The Driver Logs Off Problem – Let’s take the two scenarios above and before you re-enter the driver’s vehicle or right before you hail the driver, the driver logs off the app and FORGETS to turn it back on! An accident occurs. Are you covered by Uber and Lyft’s? The harsh answer here is no. Remember the law only applies when the app is turned on and only requires Uber or Lyft to provide insurance coverage if one of the three stages apply. So, what should you do? Avoid the two scenarios above.
The Per Person or Per Accident Problem – The way AB 2293 is written, it doesn’t specify whether the uninsured or underinsured motorist coverage requirement is “per person or per accident.” The law clearly states that there is $1,000,000.00 in uninsured or underinsured motorist coverage for Stage Three. It clearly indicates that there is liability coverage for $1,000,000.00 for death, personal injury, AND property damage for Stage Two and Three. This liability coverage is total and not per person. However, the uninsured and underinsured provision of AB 2293 doesn’t specify. This can be devastating to passengers. Let me show you by a simple example that may occur. Imagine that you are in a one of those Uber vehicles that can carry 6 passengers plus the driver. An accident occurs, and the non-Uber driver is at fault for the accident with minimum coverage (15K per person, 30K per accident). You as a passenger along with the other 5 passengers should be covered under the uninsured or underinsured requirements of the law for any injures above the minimum limit. But, not so fast, here’s where the distinction is important.

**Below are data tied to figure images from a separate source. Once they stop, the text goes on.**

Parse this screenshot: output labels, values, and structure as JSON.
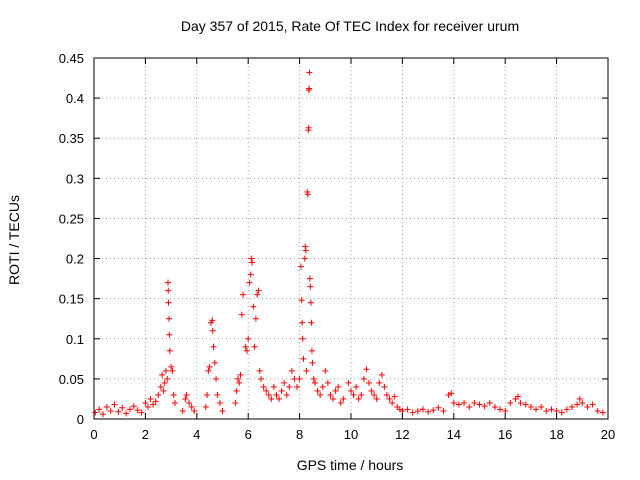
{
  "chart_data": {
    "type": "scatter",
    "title": "Day 357 of 2015, Rate Of TEC Index for receiver urum",
    "xlabel": "GPS time / hours",
    "ylabel": "ROTI / TECUs",
    "xlim": [
      0,
      20
    ],
    "ylim": [
      0,
      0.45
    ],
    "x_ticks": [
      0,
      2,
      4,
      6,
      8,
      10,
      12,
      14,
      16,
      18,
      20
    ],
    "y_ticks": [
      0,
      0.05,
      0.1,
      0.15,
      0.2,
      0.25,
      0.3,
      0.35,
      0.4,
      0.45
    ],
    "x_tick_labels": [
      "0",
      "2",
      "4",
      "6",
      "8",
      "10",
      "12",
      "14",
      "16",
      "18",
      "20"
    ],
    "y_tick_labels": [
      "0",
      "0.05",
      "0.1",
      "0.15",
      "0.2",
      "0.25",
      "0.3",
      "0.35",
      "0.4",
      "0.45"
    ],
    "grid": true,
    "marker": "+",
    "series_color": "#ff0000",
    "series": [
      {
        "name": "ROTI",
        "points": [
          [
            0.05,
            0.008
          ],
          [
            0.2,
            0.012
          ],
          [
            0.35,
            0.006
          ],
          [
            0.5,
            0.015
          ],
          [
            0.65,
            0.01
          ],
          [
            0.8,
            0.018
          ],
          [
            0.95,
            0.009
          ],
          [
            1.1,
            0.014
          ],
          [
            1.25,
            0.007
          ],
          [
            1.4,
            0.012
          ],
          [
            1.55,
            0.016
          ],
          [
            1.7,
            0.011
          ],
          [
            1.85,
            0.008
          ],
          [
            2.0,
            0.02
          ],
          [
            2.1,
            0.015
          ],
          [
            2.2,
            0.025
          ],
          [
            2.3,
            0.018
          ],
          [
            2.4,
            0.022
          ],
          [
            2.5,
            0.03
          ],
          [
            2.6,
            0.04
          ],
          [
            2.65,
            0.055
          ],
          [
            2.7,
            0.035
          ],
          [
            2.75,
            0.045
          ],
          [
            2.8,
            0.06
          ],
          [
            2.85,
            0.05
          ],
          [
            2.88,
            0.17
          ],
          [
            2.89,
            0.16
          ],
          [
            2.9,
            0.145
          ],
          [
            2.92,
            0.125
          ],
          [
            2.93,
            0.105
          ],
          [
            2.95,
            0.085
          ],
          [
            3.0,
            0.065
          ],
          [
            3.05,
            0.06
          ],
          [
            3.1,
            0.03
          ],
          [
            3.15,
            0.02
          ],
          [
            3.45,
            0.01
          ],
          [
            3.55,
            0.025
          ],
          [
            3.6,
            0.03
          ],
          [
            3.7,
            0.02
          ],
          [
            3.8,
            0.015
          ],
          [
            3.9,
            0.01
          ],
          [
            4.35,
            0.015
          ],
          [
            4.4,
            0.03
          ],
          [
            4.45,
            0.06
          ],
          [
            4.5,
            0.065
          ],
          [
            4.55,
            0.12
          ],
          [
            4.6,
            0.123
          ],
          [
            4.62,
            0.11
          ],
          [
            4.65,
            0.09
          ],
          [
            4.7,
            0.07
          ],
          [
            4.75,
            0.05
          ],
          [
            4.8,
            0.03
          ],
          [
            4.9,
            0.02
          ],
          [
            5.0,
            0.01
          ],
          [
            5.5,
            0.02
          ],
          [
            5.55,
            0.035
          ],
          [
            5.6,
            0.05
          ],
          [
            5.65,
            0.045
          ],
          [
            5.7,
            0.055
          ],
          [
            5.75,
            0.13
          ],
          [
            5.8,
            0.155
          ],
          [
            5.9,
            0.09
          ],
          [
            5.95,
            0.085
          ],
          [
            6.0,
            0.1
          ],
          [
            6.05,
            0.17
          ],
          [
            6.1,
            0.18
          ],
          [
            6.12,
            0.2
          ],
          [
            6.15,
            0.195
          ],
          [
            6.2,
            0.14
          ],
          [
            6.25,
            0.09
          ],
          [
            6.3,
            0.125
          ],
          [
            6.35,
            0.155
          ],
          [
            6.4,
            0.16
          ],
          [
            6.45,
            0.06
          ],
          [
            6.5,
            0.05
          ],
          [
            6.6,
            0.04
          ],
          [
            6.7,
            0.035
          ],
          [
            6.8,
            0.03
          ],
          [
            6.9,
            0.025
          ],
          [
            7.0,
            0.04
          ],
          [
            7.1,
            0.03
          ],
          [
            7.2,
            0.025
          ],
          [
            7.3,
            0.035
          ],
          [
            7.4,
            0.045
          ],
          [
            7.5,
            0.03
          ],
          [
            7.6,
            0.04
          ],
          [
            7.7,
            0.06
          ],
          [
            7.8,
            0.05
          ],
          [
            7.9,
            0.04
          ],
          [
            8.0,
            0.05
          ],
          [
            8.05,
            0.19
          ],
          [
            8.08,
            0.148
          ],
          [
            8.1,
            0.12
          ],
          [
            8.12,
            0.1
          ],
          [
            8.15,
            0.075
          ],
          [
            8.2,
            0.2
          ],
          [
            8.22,
            0.215
          ],
          [
            8.24,
            0.21
          ],
          [
            8.27,
            0.06
          ],
          [
            8.3,
            0.283
          ],
          [
            8.32,
            0.28
          ],
          [
            8.34,
            0.36
          ],
          [
            8.35,
            0.363
          ],
          [
            8.36,
            0.41
          ],
          [
            8.37,
            0.412
          ],
          [
            8.38,
            0.432
          ],
          [
            8.4,
            0.175
          ],
          [
            8.42,
            0.165
          ],
          [
            8.44,
            0.145
          ],
          [
            8.46,
            0.12
          ],
          [
            8.48,
            0.085
          ],
          [
            8.5,
            0.07
          ],
          [
            8.55,
            0.05
          ],
          [
            8.6,
            0.045
          ],
          [
            8.7,
            0.035
          ],
          [
            8.8,
            0.03
          ],
          [
            8.9,
            0.04
          ],
          [
            9.0,
            0.06
          ],
          [
            9.1,
            0.045
          ],
          [
            9.2,
            0.03
          ],
          [
            9.3,
            0.025
          ],
          [
            9.4,
            0.035
          ],
          [
            9.5,
            0.04
          ],
          [
            9.6,
            0.02
          ],
          [
            9.7,
            0.025
          ],
          [
            9.9,
            0.045
          ],
          [
            10.0,
            0.035
          ],
          [
            10.1,
            0.03
          ],
          [
            10.2,
            0.04
          ],
          [
            10.3,
            0.025
          ],
          [
            10.4,
            0.03
          ],
          [
            10.5,
            0.05
          ],
          [
            10.6,
            0.062
          ],
          [
            10.7,
            0.045
          ],
          [
            10.8,
            0.035
          ],
          [
            10.9,
            0.03
          ],
          [
            11.0,
            0.025
          ],
          [
            11.1,
            0.045
          ],
          [
            11.2,
            0.055
          ],
          [
            11.3,
            0.04
          ],
          [
            11.4,
            0.03
          ],
          [
            11.5,
            0.025
          ],
          [
            11.6,
            0.02
          ],
          [
            11.7,
            0.028
          ],
          [
            11.8,
            0.015
          ],
          [
            11.9,
            0.012
          ],
          [
            12.0,
            0.01
          ],
          [
            12.2,
            0.012
          ],
          [
            12.4,
            0.008
          ],
          [
            12.6,
            0.01
          ],
          [
            12.8,
            0.012
          ],
          [
            13.0,
            0.009
          ],
          [
            13.2,
            0.011
          ],
          [
            13.4,
            0.014
          ],
          [
            13.6,
            0.01
          ],
          [
            13.8,
            0.03
          ],
          [
            13.9,
            0.032
          ],
          [
            14.0,
            0.02
          ],
          [
            14.2,
            0.018
          ],
          [
            14.4,
            0.02
          ],
          [
            14.6,
            0.015
          ],
          [
            14.8,
            0.02
          ],
          [
            15.0,
            0.018
          ],
          [
            15.2,
            0.016
          ],
          [
            15.4,
            0.02
          ],
          [
            15.6,
            0.015
          ],
          [
            15.8,
            0.012
          ],
          [
            16.0,
            0.01
          ],
          [
            16.2,
            0.02
          ],
          [
            16.4,
            0.025
          ],
          [
            16.5,
            0.028
          ],
          [
            16.6,
            0.02
          ],
          [
            16.8,
            0.018
          ],
          [
            17.0,
            0.015
          ],
          [
            17.2,
            0.012
          ],
          [
            17.4,
            0.015
          ],
          [
            17.6,
            0.01
          ],
          [
            17.8,
            0.012
          ],
          [
            18.0,
            0.01
          ],
          [
            18.2,
            0.008
          ],
          [
            18.4,
            0.012
          ],
          [
            18.6,
            0.015
          ],
          [
            18.8,
            0.018
          ],
          [
            18.9,
            0.025
          ],
          [
            19.0,
            0.02
          ],
          [
            19.2,
            0.015
          ],
          [
            19.4,
            0.018
          ],
          [
            19.6,
            0.01
          ],
          [
            19.8,
            0.008
          ]
        ]
      }
    ]
  }
}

If the uninsured motorist or underinsured motorist requirement is $1,000,000.00 per person, then each passenger’s maximum uninsured or underinsured motorist coverage is $1,000,000.00. That is a lot of money and in majority of cases, passengers will be fully covered for their injuries. But, if it is $1,000,000.00 per person, then 6 severely injured passengers may not get full compensation for their injuries. The $1,000,000.00 policy will get exhausted fast with 6 people claiming a right to it. There’s no way of getting around this for now until the court has decided whether this requirement applies on a per person or per accident basis. But you know what you should do, make sure you have sufficient personal automobile uninsured or underinsured motorist coverage to cover you and only you. Another tip, your own uninsured or underinsured motorist coverage follows you around like your shadow, even when you are in someone else’s vehicle.